И все же он примыкает к повстанцам, хотя не может не знать, что, когда русские введут в город войска, его арестуют и расстреляют. Неизвестно, в какой момент это произошло – может быть, когда он шнуровал ботинки, или садился в машину, или откашливался перед тем, как объявить о своем решении, – но вера председателя совета министров одержала победу над знанием председателя совета министров. Он знал, что повстанцы обречены на поражение, а он сам – на гибель. Но верил, что выживет сам и что восстание победит.
В гостинице меня опять ждало мерцающее сообщение от Варгиза. Ему не терпелось меня увидеть. Он просил, чтобы я пришла завтра к нему в восемь вечера. Мы можем приготовить ужин вместе, сказал он. Он даже спрашивал, что купить по дороге. А жена, хотела я спросить, ты целуешь ее или нет? Ты с ней спишь? Ты думаешь обо мне или ты думаешь о ней? Или уже о какой-нибудь третьей, не имеющей ни к ней, ни ко мне отношения, о вахтерше в здании, об официантке в кафе, о сотруднице библиотеки, куда ты ходишь за книжками?
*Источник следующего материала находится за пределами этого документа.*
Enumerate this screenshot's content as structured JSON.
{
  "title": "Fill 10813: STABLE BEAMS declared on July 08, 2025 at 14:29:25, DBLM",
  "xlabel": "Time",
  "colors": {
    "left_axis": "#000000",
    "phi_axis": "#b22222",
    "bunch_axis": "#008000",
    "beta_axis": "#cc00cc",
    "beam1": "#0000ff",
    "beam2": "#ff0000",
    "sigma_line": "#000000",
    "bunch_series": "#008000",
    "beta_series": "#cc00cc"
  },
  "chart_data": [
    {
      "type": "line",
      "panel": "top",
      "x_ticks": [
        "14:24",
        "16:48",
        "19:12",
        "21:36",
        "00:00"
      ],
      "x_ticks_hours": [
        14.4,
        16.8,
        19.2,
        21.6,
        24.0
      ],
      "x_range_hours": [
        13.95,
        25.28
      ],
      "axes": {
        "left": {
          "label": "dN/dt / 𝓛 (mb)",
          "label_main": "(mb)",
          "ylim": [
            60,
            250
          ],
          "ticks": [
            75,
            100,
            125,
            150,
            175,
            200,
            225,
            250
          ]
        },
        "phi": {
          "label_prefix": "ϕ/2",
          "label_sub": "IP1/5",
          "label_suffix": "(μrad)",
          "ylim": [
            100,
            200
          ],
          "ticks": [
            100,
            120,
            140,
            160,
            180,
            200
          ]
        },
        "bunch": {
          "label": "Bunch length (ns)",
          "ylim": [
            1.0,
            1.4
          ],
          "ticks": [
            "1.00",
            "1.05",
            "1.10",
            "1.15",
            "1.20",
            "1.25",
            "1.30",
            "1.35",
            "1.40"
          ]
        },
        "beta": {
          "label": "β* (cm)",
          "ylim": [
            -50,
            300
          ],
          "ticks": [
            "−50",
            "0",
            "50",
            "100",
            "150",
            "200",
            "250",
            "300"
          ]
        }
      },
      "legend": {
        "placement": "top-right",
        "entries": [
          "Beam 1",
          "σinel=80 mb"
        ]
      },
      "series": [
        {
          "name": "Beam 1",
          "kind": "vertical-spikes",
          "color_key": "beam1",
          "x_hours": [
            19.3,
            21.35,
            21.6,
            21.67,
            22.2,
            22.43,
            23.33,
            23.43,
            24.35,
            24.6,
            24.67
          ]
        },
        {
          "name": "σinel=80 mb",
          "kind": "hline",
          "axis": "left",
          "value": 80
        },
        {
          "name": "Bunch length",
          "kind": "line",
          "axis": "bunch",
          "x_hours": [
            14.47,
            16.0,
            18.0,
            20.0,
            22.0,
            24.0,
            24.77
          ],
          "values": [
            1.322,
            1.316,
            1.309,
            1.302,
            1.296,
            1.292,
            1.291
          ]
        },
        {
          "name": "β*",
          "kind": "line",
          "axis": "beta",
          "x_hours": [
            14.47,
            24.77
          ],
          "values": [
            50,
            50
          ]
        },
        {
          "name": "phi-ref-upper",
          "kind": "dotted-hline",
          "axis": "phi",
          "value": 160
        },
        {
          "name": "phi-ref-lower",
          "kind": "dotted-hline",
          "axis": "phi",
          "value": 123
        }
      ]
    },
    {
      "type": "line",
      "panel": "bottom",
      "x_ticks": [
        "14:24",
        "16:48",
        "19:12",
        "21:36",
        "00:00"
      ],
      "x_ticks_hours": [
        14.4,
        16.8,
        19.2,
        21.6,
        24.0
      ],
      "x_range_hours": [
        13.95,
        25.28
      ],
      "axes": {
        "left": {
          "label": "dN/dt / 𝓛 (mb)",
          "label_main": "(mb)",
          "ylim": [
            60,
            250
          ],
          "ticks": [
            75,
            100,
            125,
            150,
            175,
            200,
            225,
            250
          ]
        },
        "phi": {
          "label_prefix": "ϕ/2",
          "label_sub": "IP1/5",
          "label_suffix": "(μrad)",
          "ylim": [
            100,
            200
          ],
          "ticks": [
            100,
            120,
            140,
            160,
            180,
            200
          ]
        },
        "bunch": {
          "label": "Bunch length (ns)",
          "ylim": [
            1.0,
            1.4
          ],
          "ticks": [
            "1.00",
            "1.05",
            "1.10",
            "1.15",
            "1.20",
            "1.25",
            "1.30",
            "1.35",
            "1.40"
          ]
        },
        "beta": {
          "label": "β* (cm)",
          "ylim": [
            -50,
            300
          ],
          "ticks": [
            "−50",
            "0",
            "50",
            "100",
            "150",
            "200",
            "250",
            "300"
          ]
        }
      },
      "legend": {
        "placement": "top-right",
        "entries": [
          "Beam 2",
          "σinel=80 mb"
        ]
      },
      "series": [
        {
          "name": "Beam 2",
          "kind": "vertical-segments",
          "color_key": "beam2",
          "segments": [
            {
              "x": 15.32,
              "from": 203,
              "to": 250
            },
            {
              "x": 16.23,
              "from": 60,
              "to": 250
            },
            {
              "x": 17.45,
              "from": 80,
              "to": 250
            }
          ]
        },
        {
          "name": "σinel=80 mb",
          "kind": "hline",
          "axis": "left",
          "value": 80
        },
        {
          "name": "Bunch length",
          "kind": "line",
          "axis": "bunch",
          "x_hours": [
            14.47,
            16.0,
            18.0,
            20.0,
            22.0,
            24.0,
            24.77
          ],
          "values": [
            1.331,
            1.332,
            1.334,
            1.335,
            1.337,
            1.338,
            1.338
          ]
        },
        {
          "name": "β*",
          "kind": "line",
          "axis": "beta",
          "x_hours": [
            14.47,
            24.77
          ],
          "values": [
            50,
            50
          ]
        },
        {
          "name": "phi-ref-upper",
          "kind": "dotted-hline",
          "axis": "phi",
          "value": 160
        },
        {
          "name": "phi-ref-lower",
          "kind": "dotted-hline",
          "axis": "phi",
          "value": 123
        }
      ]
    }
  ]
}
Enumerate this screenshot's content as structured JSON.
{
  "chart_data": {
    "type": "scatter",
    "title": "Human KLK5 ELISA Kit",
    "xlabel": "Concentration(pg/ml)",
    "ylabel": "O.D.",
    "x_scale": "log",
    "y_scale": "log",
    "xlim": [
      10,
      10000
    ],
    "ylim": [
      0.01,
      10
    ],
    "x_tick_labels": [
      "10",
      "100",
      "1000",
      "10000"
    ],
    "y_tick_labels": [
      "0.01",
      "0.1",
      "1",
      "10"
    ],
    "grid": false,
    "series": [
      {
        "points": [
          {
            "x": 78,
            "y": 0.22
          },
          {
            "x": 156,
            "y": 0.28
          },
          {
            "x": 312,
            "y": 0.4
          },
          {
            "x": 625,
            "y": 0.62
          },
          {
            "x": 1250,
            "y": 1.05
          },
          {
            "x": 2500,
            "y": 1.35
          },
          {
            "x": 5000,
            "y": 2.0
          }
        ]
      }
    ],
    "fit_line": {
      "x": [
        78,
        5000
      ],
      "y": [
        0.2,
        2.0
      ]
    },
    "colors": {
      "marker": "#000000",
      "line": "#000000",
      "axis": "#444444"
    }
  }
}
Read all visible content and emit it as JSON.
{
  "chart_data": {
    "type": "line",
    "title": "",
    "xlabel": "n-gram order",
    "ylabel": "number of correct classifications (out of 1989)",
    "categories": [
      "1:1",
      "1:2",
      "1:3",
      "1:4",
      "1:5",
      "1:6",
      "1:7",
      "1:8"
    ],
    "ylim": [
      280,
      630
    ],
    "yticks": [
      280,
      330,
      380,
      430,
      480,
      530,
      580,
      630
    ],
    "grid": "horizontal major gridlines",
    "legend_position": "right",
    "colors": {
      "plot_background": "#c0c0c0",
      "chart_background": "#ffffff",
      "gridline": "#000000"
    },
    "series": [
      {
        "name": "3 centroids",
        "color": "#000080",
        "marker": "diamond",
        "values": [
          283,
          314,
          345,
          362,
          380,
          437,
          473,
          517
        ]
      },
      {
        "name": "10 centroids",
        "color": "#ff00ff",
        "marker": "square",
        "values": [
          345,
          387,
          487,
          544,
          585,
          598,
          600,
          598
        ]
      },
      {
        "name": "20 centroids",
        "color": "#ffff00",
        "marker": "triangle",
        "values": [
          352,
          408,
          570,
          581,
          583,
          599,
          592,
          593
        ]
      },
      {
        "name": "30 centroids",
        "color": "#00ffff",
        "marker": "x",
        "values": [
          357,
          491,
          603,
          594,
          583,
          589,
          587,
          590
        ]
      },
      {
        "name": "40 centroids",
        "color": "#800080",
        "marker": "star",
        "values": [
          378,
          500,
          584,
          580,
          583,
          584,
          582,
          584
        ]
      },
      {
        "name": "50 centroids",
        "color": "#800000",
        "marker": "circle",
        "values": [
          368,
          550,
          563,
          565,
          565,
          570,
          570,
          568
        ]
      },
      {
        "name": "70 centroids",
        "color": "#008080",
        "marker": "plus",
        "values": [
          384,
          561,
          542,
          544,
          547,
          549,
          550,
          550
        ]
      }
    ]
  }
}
Я буду молиться святому апостолу Фоме, основателю Сиро-Малабарской церкви, чтобы он остановил тебя, Варгиз, когда ты захочешь прикоснуться к своей жене, чтобы он отвратил твои мысли от вахтерши и от официантки, чтобы он сделал меня единственным объектом твоего желания, единственной целью твоей любви.
Как когда-то молилась – не Фоме, а неизвестно кому, – чтобы Юлик не заметил мое предательство.
После того как вышла статья о поездке в Венгрию, я замечала на себе иногда его взгляд. Я могла увидеть Юлика краем глаза, слегка повернув голову, он сидел за четвертой партой, в среднем ряду. Когда наши глаза встречались, он отворачивался.